In [1]:
import pandas as pd
import numpy as np
from pathlib import Path
import sys

# Add code directory to path for imports
sys.path.append('/home/code')

print("Libraries imported successfully")
print(f"Pandas version: {pd.__version__}")
print(f"NumPy version: {np.__version__}")

Libraries imported successfully
Pandas version: 2.2.2
NumPy version: 1.26.4


In [2]:
# Load the fold predictions from previous experiment
preds_path = Path('/home/code/experiments/002_roberta_span/fold_predictions.csv')
print(f"Loading from: {preds_path}")
print(f"File exists: {preds_path.exists()}")

if preds_path.exists():
    preds_df = pd.read_csv(preds_path)
    print(f"Loaded {len(preds_df)} predictions")
    print(f"Columns: {list(preds_df.columns)}")
else:
    print("File not found!")

Loading from: /home/code/experiments/002_roberta_span/fold_predictions.csv
File exists: True
Loaded 27481 predictions
Columns: ['fold', 'textID', 'text', 'sentiment', 'true_selected', 'pred_selected', 'jaccard']


In [4]:
# Define space trimming function
def trim_spaces(prediction):
    """
    Remove leading and trailing spaces from prediction.
    If result is empty or NaN, return original prediction.
    """
    if pd.isna(prediction):
        return prediction
    if not isinstance(prediction, str):
        prediction = str(prediction)
    trimmed = prediction.strip()
    return trimmed if trimmed else prediction

# Apply space trimming to predictions
print("Applying space trimming to predictions...")
preds_df['pred_selected_trimmed'] = preds_df['pred_selected'].apply(trim_spaces)
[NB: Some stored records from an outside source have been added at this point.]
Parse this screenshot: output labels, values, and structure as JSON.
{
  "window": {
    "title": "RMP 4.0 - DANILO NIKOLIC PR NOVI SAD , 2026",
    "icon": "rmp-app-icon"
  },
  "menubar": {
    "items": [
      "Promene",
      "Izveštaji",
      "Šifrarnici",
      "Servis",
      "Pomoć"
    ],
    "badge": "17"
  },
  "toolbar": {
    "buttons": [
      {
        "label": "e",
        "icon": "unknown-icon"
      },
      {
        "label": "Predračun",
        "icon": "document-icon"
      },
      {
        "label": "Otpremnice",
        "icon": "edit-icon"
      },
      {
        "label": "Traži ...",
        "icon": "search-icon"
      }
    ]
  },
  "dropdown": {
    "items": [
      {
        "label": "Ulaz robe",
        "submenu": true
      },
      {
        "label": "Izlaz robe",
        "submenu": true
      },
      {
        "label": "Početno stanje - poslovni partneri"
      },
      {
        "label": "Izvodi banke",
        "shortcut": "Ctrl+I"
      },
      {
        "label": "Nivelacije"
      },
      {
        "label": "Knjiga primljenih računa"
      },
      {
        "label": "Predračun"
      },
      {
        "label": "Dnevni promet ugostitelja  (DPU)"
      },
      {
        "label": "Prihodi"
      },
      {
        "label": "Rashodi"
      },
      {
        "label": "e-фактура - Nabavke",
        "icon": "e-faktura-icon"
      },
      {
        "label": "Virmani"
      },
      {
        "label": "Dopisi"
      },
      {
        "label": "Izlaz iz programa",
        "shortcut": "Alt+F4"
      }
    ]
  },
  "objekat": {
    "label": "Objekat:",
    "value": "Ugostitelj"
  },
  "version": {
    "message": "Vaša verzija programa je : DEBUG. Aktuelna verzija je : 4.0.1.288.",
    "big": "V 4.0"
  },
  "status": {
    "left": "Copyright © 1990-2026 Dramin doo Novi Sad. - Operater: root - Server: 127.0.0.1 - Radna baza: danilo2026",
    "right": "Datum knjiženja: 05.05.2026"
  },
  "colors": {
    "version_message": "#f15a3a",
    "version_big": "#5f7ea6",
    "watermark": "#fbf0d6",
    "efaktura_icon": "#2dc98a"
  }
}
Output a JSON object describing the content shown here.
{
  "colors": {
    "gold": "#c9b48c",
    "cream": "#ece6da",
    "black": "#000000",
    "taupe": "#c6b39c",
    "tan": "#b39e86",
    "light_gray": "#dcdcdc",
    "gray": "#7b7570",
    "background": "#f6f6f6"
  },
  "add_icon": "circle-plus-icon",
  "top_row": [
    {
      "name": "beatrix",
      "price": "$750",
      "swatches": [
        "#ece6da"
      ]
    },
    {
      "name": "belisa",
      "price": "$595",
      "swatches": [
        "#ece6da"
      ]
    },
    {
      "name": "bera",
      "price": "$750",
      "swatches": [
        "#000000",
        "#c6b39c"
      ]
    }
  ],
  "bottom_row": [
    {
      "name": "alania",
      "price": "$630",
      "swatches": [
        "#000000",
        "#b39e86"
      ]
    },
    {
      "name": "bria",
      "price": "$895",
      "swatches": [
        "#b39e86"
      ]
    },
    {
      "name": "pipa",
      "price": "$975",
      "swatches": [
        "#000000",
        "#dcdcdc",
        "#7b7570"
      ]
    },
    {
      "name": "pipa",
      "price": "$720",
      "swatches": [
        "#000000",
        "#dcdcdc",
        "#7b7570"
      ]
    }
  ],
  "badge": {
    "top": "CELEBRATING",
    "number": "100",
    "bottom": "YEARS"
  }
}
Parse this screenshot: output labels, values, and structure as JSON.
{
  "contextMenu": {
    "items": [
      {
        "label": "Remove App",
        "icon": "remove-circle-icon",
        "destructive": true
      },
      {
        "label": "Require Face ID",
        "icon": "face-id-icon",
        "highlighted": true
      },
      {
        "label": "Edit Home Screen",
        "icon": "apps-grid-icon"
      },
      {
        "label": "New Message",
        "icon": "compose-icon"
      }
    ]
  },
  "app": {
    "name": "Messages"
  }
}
# Show examples of changes
changed = preds_df[preds_df['pred_selected'] != preds_df['pred_selected_trimmed']]
print(f"Number of predictions changed by trimming: {len(changed)}")

if len(changed) > 0:
    print("\nExamples of changes:")
    sample_changed = changed.head(3)
    for idx, row in sample_changed.iterrows():
        print(f"  Original: '{row['pred_selected']}'")
        print(f"  Trimmed:  '{row['pred_selected_trimmed']}'")
        print()

Applying space trimming to predictions...
Number of predictions changed by trimming: 1

Examples of changes:
  Original: 'nan'
  Trimmed:  'nan'